Chicago Journal of International Law


This essay briefly presents perspectives on certain structural features of the South African income tax system. Most of the comments are directed at steps that can be taken to enhance South Africa's economic growth and job growth. Given that the unemployment rate among South Africa's non-White population exceeds the unemployment rate in the United States during the Depression, it is crucial that South Africa adopt tax and other policies that will lead it to higher economic growth. The importance of the tax system in generating growth was recognized by President Thabo Mbeki in a speech he gave on July 17, 2000 at a meeting of the African National Congress ("ANC"), the dominant political party in South Africa.
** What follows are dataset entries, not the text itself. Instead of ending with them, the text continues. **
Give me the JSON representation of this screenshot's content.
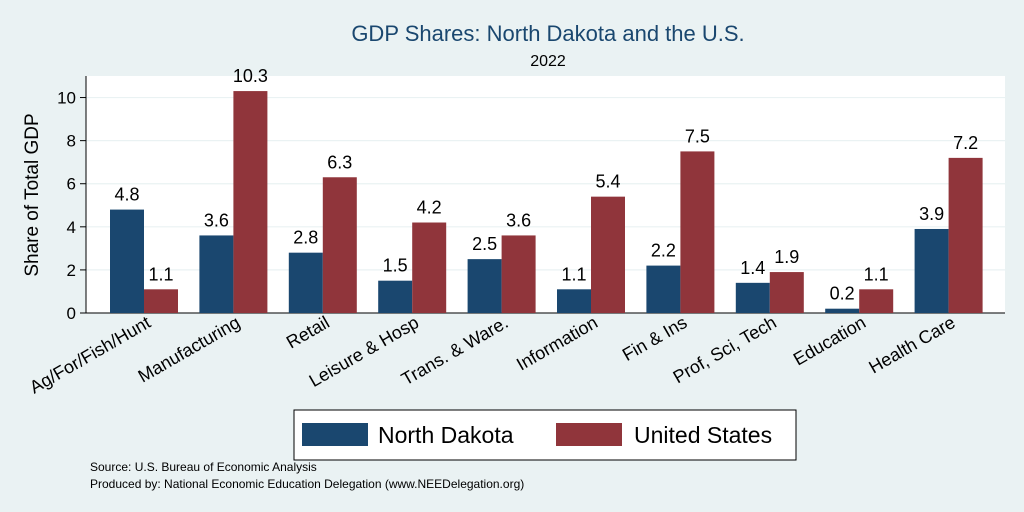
{
  "chart_data": {
    "type": "bar",
    "title": "GDP Shares: North Dakota and the U.S.",
    "subtitle": "2022",
    "ylabel": "Share of Total GDP",
    "ylim": [
      0,
      11
    ],
    "yticks": [
      0,
      2,
      4,
      6,
      8,
      10
    ],
    "grid": true,
    "legend_position": "bottom",
    "categories": [
      "Ag/For/Fish/Hunt",
      "Manufacturing",
      "Retail",
      "Leisure & Hosp",
      "Trans. & Ware.",
      "Information",
      "Fin & Ins",
      "Prof, Sci, Tech",
      "Education",
      "Health Care"
    ],
    "series": [
      {
        "name": "North Dakota",
        "color": "#1a476f",
        "values": [
          4.8,
          3.6,
          2.8,
          1.5,
          2.5,
          1.1,
          2.2,
          1.4,
          0.2,
          3.9
        ]
      },
      {
        "name": "United States",
        "color": "#90353b",
        "values": [
          1.1,
          10.3,
          6.3,
          4.2,
          3.6,
          5.4,
          7.5,
          1.9,
          1.1,
          7.2
        ]
      }
    ]
  },
  "notes": {
    "source": "Source: U.S. Bureau of Economic Analysis",
    "produced_by": "Produced by: National Economic Education Delegation (www.NEEDelegation.org)"
  },
  "colors": {
    "background": "#eaf2f3",
    "title": "#1a476f"
  }
}
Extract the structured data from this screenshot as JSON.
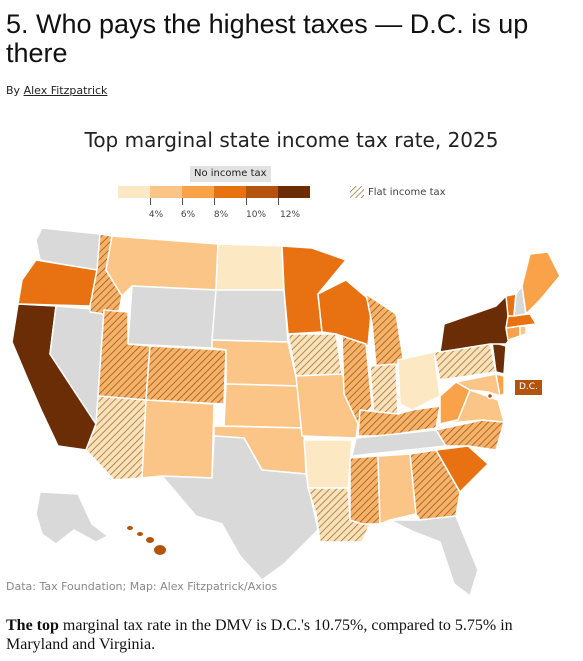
{
  "headline": "5. Who pays the highest taxes — D.C. is up there",
  "byline": {
    "prefix": "By",
    "author": "Alex Fitzpatrick"
  },
  "map": {
    "title": "Top marginal state income tax rate, 2025",
    "legend": {
      "no_income_tax_label": "No income tax",
      "flat_label": "Flat income tax",
      "tick_labels": [
        "4%",
        "6%",
        "8%",
        "10%",
        "12%"
      ],
      "colors": [
        "#fde8c4",
        "#fcc588",
        "#f9a24a",
        "#e87211",
        "#b3540e",
        "#6b2d05"
      ],
      "no_tax_color": "#d9d9d9"
    },
    "dc_label": "D.C.",
    "source": "Data: Tax Foundation; Map: Alex Fitzpatrick/Axios"
  },
  "caption": {
    "lead": "The top",
    "rest": " marginal tax rate in the DMV is D.C.'s 10.75%, compared to 5.75% in Maryland and Virginia."
  }
}
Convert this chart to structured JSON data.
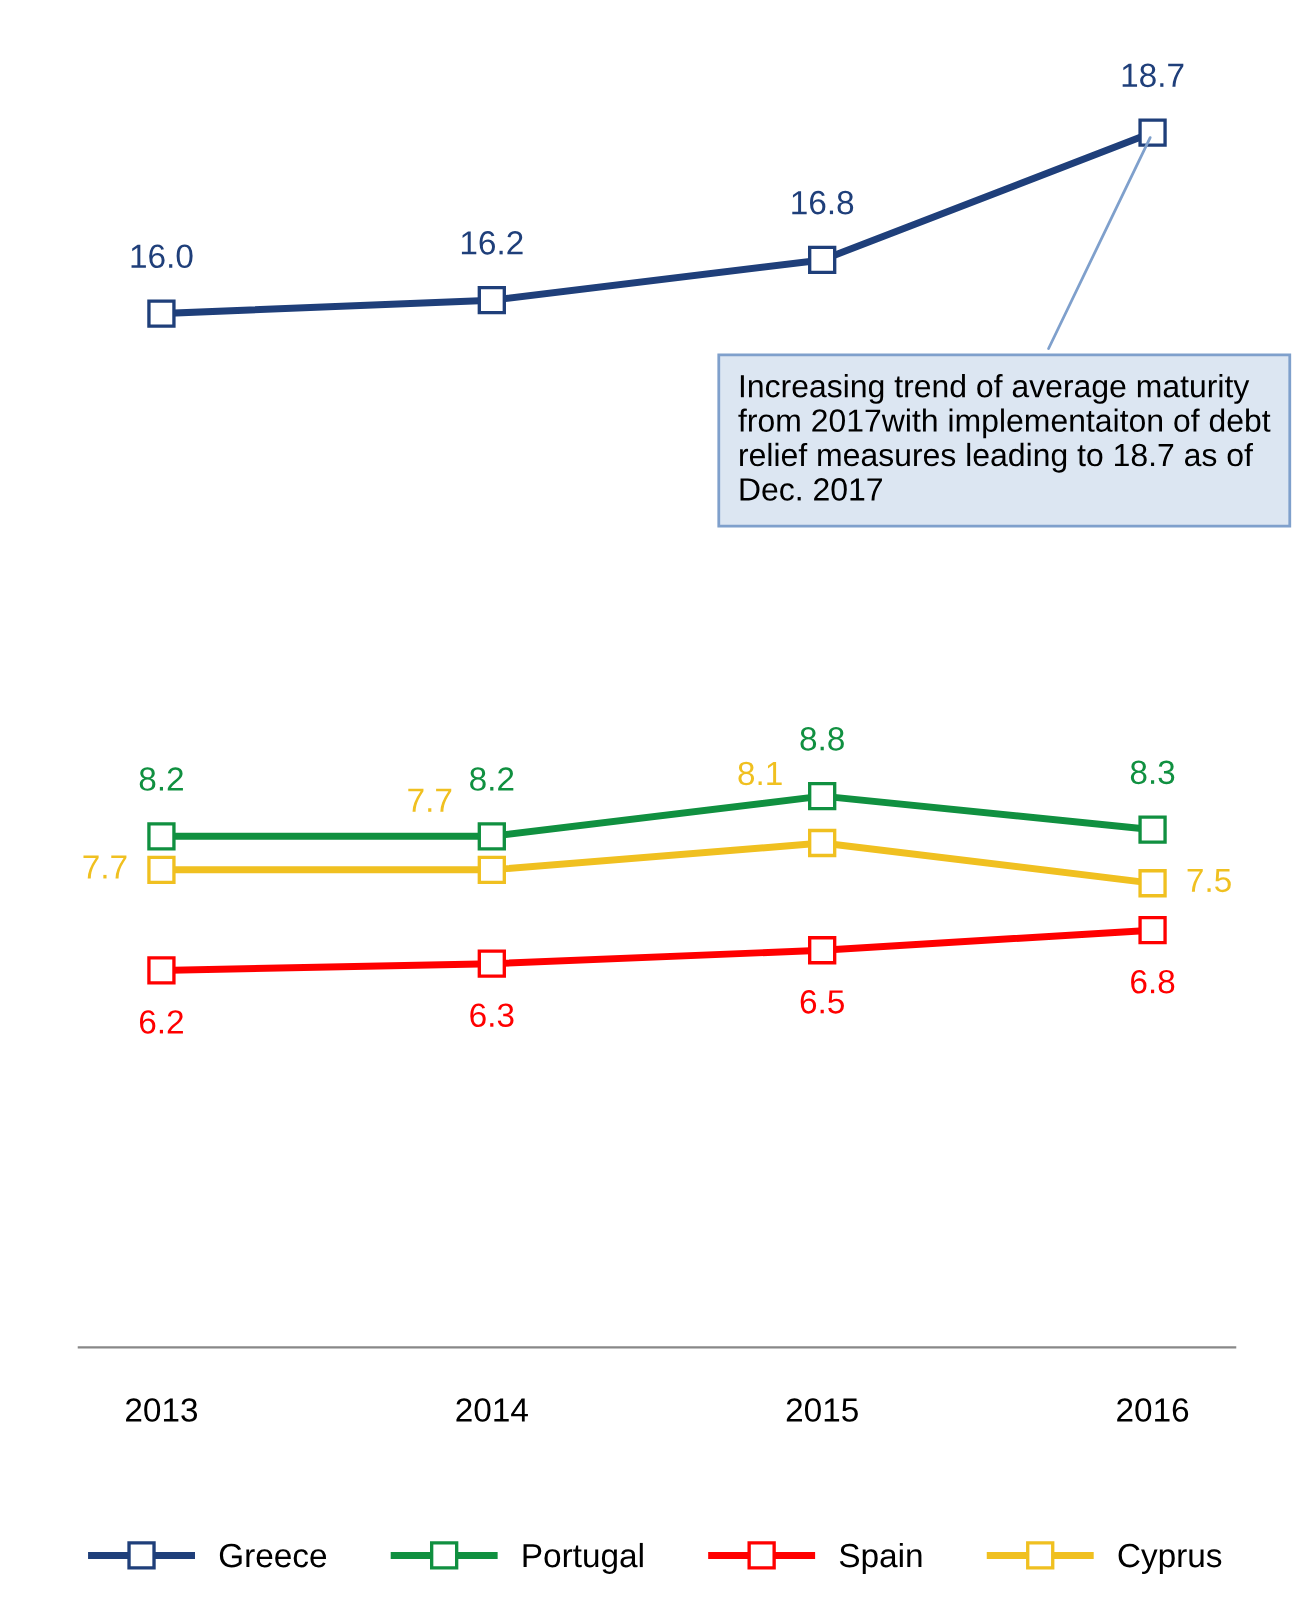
{
  "chart_data": {
    "type": "line",
    "categories": [
      "2013",
      "2014",
      "2015",
      "2016"
    ],
    "series": [
      {
        "name": "Greece",
        "color": "#1f3f7a",
        "values": [
          16.0,
          16.2,
          16.8,
          18.7
        ],
        "value_labels": [
          "16.0",
          "16.2",
          "16.8",
          "18.7"
        ]
      },
      {
        "name": "Portugal",
        "color": "#109040",
        "values": [
          8.2,
          8.2,
          8.8,
          8.3
        ]
      },
      {
        "name": "Spain",
        "color": "#ff0000",
        "values": [
          6.2,
          6.3,
          6.5,
          6.8
        ]
      },
      {
        "name": "Cyprus",
        "color": "#f0c020",
        "values": [
          7.7,
          7.7,
          8.1,
          7.5
        ]
      }
    ],
    "data_labels": true,
    "marker": "square",
    "line_style": "solid",
    "grid": false,
    "legend": "bottom",
    "tick_labels": "x",
    "annotations": [
      {
        "text": "Increasing trend of average maturity from 2017with implementaiton of debt relief measures leading to 18.7 as of Dec. 2017",
        "x": "2016",
        "y": 18.7
      }
    ]
  }
}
At this meeting, President Mbeki proposed that "foreign companies be offered tax breaks and other incentives to invest in manufacturing plants in South Africa." South Africa currently does not have in its Income Tax Act investment incentives, such as investment tax credits, jobs tax credits, research and development credits, and empowerment zones, each of which is or has been employed in the United States. I believe that South Africa should carefully craft tax incentives to promote both savings and investment, and I set out a broad outline of a set of such incentives in Section II(D) below. These incentives would be consistent with the recent decision by the ANC to "refocus its economic policy priority from strict macroeconomic management to growth targets like jobs and investment".